Determine the domains of the functions defined by:

(a) $y = \ln(x + 1)$

(b) $y = \ln \left(\frac{3x − 1}{1 − x} \right)$

(c) $y = \ln |x|$

(d) $y = \ln(\ln x)$

(e) $y = \frac{1}{\ln(\ln x) - 1}$

Show answer

Note that $\ln z$ is only defined for $z > 0$. We can use this result to solve the following questions.

(a) $y = \ln(x +1)$, so $x + 1 > 0$ for $x > -1$.

(b) The critical points can be found by solving $3x - 1 = 0$ and $1 - x = 0$, which gives $x= \frac{1}{3}$ and $x = 1$. For those values, the function is not defined. For $x < \frac{1}{3}$, we evaluate the $\ln$ function at a negative value, so the function is not defined. This is also the case for $x > 1$. Thus, the function is only defined for $\frac{1}{3} < x < 1$.

(c) For all $x \neq 0$, we ensure that the function argument is strictly positive.

(d) We need $x > 0$ for the inner $\ln$ function to be defined. However, this is not enough. We also need the input of the outer $\ln$ function to be positive. Note that $\ln x > 0$ for $x > 1$, which is the domain we seek.

(e) From (d) we know that we need $x > 1$ for $\ln(\ln x)$ to be defined. We only have to exclude the case in which the denominator reduces to zero. This happens for $x = e^{e}$, which should thus be excluded. Thus, the domain is $x > 1, x \neq e^{e}$.

Question 31

Find the intervals where the following functions are increasing:

(a) $y = \ln(4 − x^2)$

(b) $y = x^3 \ln x$

(c) $y = \frac{(1 − \ln x)^2}{2x}$

Show answer

(a) $y$ is defined only in $(−2, 2)$, where $y' = −2x/(4 − x^2) > 0$ if and only if $x < 0$. Thus, $y$ is increasing in $(−2, 0]$.

(b) $y$ is defined for $x > 0$, where $y' = x^2 (3 \ln x + 1) > 0$ if and only if $\ln x > −1/3$. Thus, $y$ is increasing in $[e^{−1/3} , \infty)$.

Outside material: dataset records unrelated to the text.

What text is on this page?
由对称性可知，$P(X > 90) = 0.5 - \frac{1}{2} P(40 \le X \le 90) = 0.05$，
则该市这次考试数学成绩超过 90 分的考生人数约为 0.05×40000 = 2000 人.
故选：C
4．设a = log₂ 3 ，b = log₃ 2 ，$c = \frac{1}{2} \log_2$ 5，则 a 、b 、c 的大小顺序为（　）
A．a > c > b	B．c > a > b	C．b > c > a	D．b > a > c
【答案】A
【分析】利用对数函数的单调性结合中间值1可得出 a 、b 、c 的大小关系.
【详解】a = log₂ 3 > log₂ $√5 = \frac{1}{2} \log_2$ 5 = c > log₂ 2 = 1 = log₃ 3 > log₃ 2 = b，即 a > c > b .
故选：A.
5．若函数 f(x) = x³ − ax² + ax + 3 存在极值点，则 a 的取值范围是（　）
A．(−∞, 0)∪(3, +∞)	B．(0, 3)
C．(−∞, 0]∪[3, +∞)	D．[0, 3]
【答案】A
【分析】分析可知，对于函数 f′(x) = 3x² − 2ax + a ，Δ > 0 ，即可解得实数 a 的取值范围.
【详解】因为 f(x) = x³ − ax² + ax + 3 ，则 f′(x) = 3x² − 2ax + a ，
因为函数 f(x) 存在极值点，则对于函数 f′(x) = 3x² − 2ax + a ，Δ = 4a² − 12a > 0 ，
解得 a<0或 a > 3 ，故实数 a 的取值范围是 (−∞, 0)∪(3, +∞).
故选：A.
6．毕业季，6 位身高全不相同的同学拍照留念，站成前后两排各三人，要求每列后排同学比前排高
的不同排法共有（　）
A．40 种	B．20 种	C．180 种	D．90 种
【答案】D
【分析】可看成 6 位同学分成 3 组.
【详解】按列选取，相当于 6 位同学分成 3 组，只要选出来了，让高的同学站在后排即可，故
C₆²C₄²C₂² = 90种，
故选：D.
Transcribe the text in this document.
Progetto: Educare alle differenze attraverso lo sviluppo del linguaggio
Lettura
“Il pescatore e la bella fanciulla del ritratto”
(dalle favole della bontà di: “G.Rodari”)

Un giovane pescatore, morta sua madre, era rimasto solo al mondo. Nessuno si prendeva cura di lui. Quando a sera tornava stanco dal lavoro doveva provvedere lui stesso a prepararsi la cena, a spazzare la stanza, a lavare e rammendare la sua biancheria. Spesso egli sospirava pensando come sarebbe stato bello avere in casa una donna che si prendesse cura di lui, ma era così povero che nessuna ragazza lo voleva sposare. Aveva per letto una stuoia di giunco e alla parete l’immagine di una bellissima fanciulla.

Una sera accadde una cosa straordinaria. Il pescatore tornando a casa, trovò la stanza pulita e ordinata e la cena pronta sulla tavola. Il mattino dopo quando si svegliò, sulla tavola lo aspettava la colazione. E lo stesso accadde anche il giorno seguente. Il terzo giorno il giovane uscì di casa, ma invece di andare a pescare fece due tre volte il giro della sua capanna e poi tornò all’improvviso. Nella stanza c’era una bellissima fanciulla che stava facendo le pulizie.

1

(c) $y$ is defined for $x > 0$. $y' = (1 − \ln x)(\ln x − 3)/2x^2 > 0$ if and only if $1 < \ln x < 3$. Thus, $y$ is increasing in $[e, e^3]$.

Question 32

Differentiate the following functions using logarithmic differentiation:

(a) $y = (2x)^x$

(b) $y = x^{\sqrt{x}}$

(c) $y =(\sqrt{x})^{x}$

Show answer

We provide an elaborate answer for (a). The remaining questions can be solved analogously.

(a) Note that $\ln y = x \ln(2x)$. If we take the derivative w.r.t $x$ on both sides, we obtain

$\frac{1}{y} \frac{\text{d}y}{\text{d}x} = \frac{\text{d}}{\text{d}x} x\ln(2x)$. The derivative on the righthand side reduces to the expression:

$\frac{\text{d}}{\text{d}x} x\ln(2x) = \ln(2x) + x \cdot \frac{1}{2x} \cdot 2 = \ln(2x) + 1$. Now we should note that

$\frac{\text{d}y}{\text{d}x} = \frac{\text{d}}{\text{d}x} y x\ln(2x)$. Since $y = (2x)^{x}$, we obtain $y' = (2x)^x (1 + \ln 2 + \ln x)$ by also noting $\ln(2x) = \ln 2 + \ln x$.

(b) $x^{\sqrt{x} − \frac{1}{2}} \left(\frac{1}{2} \ln x + 1 \right)$.

(c) $\frac{1}{2} (\sqrt{x})^{x} (\ln x + 1)$.